| Time & Date: Dec. 3rd (Thu): 14:00 - 16:00
Place: CELC Seminar Room (Tokyo Tech. CIC 4F)
Speaker: Alexander Knop
(St. Petersburg Department of V.A. Steklov Institute of Mathematics)
Title: Complexity of distributions and average-case hardness
Abstract:
In this talk we address to a natural question in average-case
complexity: does there exist a language L such that for all easy
distributions D the distributional problem (L, D) is easy on
the average while there exists some more hard distribution D'
such that (L, D') is hard on the average?
We prove that there exists such language L and such distribution D
samplable in n^{\log^2 n} steps and linear-time algorithm A such
that for every polynomial-time samplable distribution F,
A correctly decides L on all inputs from {0, 1}^n except of a set
that has infinitely small F-measure and for every algorithm B
there are infinitely many n such that set of all elements of {0, 1}^n
such that B correctly decides L on them has infinitely small D-measure.
Speaker: Dmitry Sokolov
(St. Petersburg Department of V.A. Steklov Institute of Mathematics)
Title: Lower bound for splitting by linear combinations.
Abstrqact:
A typical DPLL algorithm for the Boolean satisfiability problem
splits the input problem into two by assigning the two possible
values to a variable; then it simplifies the two resulting formulas.
In this talk we consider an extension of the DPLL
paradigm. Our algorithms can split by an arbitrary linear
combination of variables modulo two.
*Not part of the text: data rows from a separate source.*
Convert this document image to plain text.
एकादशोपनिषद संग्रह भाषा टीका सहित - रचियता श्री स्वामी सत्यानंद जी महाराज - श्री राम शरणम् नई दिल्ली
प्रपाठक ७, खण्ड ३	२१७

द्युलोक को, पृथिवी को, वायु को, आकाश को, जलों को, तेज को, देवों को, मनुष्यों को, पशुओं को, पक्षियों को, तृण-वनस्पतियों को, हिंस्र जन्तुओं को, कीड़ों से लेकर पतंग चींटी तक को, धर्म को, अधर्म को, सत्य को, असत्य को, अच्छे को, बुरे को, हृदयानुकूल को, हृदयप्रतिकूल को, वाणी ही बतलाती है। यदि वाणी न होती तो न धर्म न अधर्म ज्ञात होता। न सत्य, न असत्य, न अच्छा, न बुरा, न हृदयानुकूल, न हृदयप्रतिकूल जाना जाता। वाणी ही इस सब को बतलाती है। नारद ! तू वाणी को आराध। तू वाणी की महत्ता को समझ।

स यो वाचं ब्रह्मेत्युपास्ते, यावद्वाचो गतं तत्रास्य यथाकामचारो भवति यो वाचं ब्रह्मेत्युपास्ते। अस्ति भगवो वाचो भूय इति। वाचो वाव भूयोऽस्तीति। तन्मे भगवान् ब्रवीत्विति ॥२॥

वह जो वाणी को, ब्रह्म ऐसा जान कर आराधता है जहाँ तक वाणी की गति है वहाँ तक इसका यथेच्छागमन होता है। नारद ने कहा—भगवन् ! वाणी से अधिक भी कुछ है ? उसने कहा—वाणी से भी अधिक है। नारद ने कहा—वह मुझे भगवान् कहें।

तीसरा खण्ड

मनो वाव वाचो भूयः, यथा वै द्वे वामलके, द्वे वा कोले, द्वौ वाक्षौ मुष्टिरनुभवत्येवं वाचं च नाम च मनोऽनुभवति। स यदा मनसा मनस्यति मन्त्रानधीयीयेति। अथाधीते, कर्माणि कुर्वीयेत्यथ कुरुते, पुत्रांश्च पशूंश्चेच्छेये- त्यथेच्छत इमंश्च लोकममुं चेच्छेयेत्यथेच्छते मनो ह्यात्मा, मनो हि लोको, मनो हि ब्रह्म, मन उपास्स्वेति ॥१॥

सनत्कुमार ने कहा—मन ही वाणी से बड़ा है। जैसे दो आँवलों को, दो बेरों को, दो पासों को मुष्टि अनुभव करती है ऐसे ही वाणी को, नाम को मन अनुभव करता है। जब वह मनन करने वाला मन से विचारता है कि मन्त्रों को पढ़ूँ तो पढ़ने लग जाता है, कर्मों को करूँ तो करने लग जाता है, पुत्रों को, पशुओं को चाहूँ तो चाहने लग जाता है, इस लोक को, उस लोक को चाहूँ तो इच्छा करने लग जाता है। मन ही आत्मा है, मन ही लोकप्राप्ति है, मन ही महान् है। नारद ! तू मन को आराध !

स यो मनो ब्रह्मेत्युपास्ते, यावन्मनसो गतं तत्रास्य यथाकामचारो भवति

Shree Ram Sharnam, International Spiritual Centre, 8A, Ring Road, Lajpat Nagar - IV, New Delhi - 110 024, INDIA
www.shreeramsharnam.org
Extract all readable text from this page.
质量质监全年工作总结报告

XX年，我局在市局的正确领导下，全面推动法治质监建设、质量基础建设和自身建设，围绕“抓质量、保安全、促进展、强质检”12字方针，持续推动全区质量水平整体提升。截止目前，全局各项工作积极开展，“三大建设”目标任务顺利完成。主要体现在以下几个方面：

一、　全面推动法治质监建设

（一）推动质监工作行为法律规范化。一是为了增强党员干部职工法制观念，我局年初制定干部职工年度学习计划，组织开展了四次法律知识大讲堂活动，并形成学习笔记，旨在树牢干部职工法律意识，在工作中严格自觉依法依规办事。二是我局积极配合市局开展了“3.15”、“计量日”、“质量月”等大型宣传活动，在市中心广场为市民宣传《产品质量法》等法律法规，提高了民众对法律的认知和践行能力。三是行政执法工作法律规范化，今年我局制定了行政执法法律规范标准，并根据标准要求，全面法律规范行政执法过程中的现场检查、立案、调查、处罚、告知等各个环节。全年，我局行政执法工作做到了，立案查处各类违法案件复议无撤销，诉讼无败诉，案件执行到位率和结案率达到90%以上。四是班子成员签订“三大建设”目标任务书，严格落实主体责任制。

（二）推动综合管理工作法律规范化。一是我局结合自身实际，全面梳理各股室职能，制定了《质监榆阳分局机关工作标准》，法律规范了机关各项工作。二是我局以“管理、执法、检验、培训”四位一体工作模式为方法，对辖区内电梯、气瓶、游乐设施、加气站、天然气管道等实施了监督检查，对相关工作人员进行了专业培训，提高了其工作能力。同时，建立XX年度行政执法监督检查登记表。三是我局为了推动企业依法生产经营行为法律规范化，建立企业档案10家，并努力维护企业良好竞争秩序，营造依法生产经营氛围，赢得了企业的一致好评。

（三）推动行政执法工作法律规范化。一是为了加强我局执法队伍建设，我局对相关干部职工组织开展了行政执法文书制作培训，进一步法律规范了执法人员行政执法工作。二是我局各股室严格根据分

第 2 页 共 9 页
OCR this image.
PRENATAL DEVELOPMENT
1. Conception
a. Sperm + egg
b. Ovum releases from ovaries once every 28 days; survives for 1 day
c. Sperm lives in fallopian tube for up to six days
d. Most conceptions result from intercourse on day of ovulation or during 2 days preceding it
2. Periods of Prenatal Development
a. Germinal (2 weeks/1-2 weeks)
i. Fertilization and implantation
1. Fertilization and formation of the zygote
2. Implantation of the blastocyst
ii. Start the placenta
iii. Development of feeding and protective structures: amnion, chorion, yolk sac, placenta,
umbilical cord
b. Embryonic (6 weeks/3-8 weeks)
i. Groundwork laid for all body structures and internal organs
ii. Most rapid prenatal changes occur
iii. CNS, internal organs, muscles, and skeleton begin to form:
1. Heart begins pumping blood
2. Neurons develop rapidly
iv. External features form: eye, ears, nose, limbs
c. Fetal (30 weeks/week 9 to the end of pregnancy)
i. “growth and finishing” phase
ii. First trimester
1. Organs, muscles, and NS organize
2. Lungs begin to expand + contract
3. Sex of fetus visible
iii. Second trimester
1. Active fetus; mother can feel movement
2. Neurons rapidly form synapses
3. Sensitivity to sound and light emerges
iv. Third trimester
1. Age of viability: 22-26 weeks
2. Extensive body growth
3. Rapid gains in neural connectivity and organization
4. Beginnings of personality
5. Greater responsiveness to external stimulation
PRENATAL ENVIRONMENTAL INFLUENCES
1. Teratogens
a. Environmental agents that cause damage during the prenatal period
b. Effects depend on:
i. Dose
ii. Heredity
These algorithms quickly solve
formulas that explicitly encode linear systems modulo two, which
were used for proving exponential lower bounds for
conventional DPLL algorithms. We prove exponential lower bounds
on the running time of DPLL with splitting by linear combinations
on 2-fold Tseitin formulas.
Raz and Tzameret introduced a system R(lin) which operates with
disjunctions of linear equalities with integer coefficients. We
consider an extension of the resolution proof system that operates
with disjunctions of linear equalities over F_2; we call
this system Res-Lin. Res-Lin can be p-simulated in R(lin) but
currently we do not know any superpolynomial lower bounds in
R(lin). Tree-like proofs in Res-Lin are equivalent
to the behavior of our algorithms on unsatisfiable instances.
We consider relations between Res-Lin semantic version of
Res-Lin and R(lin). We prove a space-size tradeoff for
Res-Lin proofs of 2-fold Tseitin formulas.